In my last post, I said that I would attempt to make a doll’s dress in a week and then post my results up here. Those of you who read this blog regularly might have noticed that I’ve not posted for over a week now. That’s because during the week in which I was going to sew a dress, I actually went to Devon. Which I knew I was going to be doing when I wrote the post. Sometimes I baffle even myself with my idiocy.
So, the dress is half made – but it is in progress which is still something worthy of a celebration and the content of a post for later. Today I wanted to talk briefly about my trip to Devon and in particular about Goodrington Sands.
Goodrington Sands is a stretch of beach in Paignton, and it has the richest rock pools I’ve ever come across. We regularly go rock pooling with the kids in the summer, searching for crabs, little anemones and other sea life in the still pools of water left behind when the tides are low. In Robin Hoods Bay, we’ve had some success at finding crabs and limpets, but nothing much beyond that. But at Goodrington Sands, I saw so much more. Starfish, anemones, hermit crabs, blennies and sea urchins to name but a few. We even saw an anemone on a hermit crab shell, in a real life version of Julia Donaldson’s beloved children’s book ‘Sharing A Shell’ which was a brilliant moment for me. I know the words to that book off by heart, because of the number of times I’ve read it! The Seashore Centre, right on the edge of the sands, and run by the Torbay Coast and Countryside Trust, was a great place to learn a bit more about the things we’d seen.

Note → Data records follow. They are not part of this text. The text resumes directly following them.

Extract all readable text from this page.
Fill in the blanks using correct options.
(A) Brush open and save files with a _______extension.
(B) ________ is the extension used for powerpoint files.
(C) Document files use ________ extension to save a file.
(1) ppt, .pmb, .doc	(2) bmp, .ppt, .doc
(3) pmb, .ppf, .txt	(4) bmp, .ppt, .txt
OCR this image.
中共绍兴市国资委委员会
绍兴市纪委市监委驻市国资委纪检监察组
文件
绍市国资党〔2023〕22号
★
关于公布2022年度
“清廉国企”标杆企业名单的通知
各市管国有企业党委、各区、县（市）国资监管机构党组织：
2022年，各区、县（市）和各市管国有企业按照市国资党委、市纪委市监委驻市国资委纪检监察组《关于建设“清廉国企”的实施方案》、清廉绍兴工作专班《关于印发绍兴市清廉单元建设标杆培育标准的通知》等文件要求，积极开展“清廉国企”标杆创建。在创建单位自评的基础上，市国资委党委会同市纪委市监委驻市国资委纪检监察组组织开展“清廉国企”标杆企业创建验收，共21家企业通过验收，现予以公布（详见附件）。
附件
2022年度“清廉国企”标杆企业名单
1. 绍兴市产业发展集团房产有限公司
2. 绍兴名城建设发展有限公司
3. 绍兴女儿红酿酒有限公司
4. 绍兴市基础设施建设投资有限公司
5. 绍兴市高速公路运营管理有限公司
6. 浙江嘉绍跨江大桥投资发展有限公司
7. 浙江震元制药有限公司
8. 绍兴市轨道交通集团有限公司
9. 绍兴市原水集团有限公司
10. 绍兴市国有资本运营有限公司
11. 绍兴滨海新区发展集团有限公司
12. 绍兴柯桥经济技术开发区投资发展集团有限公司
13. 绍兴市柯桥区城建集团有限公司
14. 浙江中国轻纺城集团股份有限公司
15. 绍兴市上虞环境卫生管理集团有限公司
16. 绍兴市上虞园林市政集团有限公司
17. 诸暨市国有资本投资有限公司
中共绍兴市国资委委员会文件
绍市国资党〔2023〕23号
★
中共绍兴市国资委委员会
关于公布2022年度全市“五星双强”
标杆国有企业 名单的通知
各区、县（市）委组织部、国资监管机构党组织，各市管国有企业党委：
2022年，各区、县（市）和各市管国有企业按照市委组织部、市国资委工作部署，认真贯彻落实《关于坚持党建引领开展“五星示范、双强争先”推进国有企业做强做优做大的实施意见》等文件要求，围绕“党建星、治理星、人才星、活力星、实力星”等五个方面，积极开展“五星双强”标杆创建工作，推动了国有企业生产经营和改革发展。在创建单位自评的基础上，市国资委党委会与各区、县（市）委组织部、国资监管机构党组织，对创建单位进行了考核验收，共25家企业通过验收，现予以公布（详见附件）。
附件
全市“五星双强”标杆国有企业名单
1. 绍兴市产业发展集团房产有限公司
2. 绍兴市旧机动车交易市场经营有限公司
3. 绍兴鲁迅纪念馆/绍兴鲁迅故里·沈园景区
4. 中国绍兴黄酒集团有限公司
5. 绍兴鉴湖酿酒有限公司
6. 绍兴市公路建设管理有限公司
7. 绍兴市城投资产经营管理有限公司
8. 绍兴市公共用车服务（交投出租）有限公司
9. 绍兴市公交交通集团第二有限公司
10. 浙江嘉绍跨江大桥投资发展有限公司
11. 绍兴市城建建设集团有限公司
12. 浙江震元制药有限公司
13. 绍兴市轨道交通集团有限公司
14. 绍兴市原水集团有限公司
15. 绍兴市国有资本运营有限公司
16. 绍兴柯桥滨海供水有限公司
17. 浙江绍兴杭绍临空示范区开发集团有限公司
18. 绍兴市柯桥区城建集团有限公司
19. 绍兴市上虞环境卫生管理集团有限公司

The whole of the Torbay area is the English Riviera Global Geopark, which was designated to protect the geological important of the area, but also to promote responsible geo-tourism. Even we were able to find fossils just in the afternoon we were wandering on the beach having a quick look for them. On a sunny October afternoon, with the waves crashing into the shore, it felt pretty much a perfect place to be and if you’re interested in marine biology, geology or sustainable tourism, it’s definitely worth spending some time there. I travelled by train, and the Brunel designed train line runs right by the coast. On my way there, after about five hours’ of travel and just when I was ready to fall asleep, I was greeted with the beautiful sight of the sunshine glinting off the sea. Wonderful…
Obviously, please be responsible when you’re out rockpooling – be careful on slippery rocks and seaweed, and make sure you don’t take any sea creatures away. Don’t keep them out of water and always carefully return them to their habitat.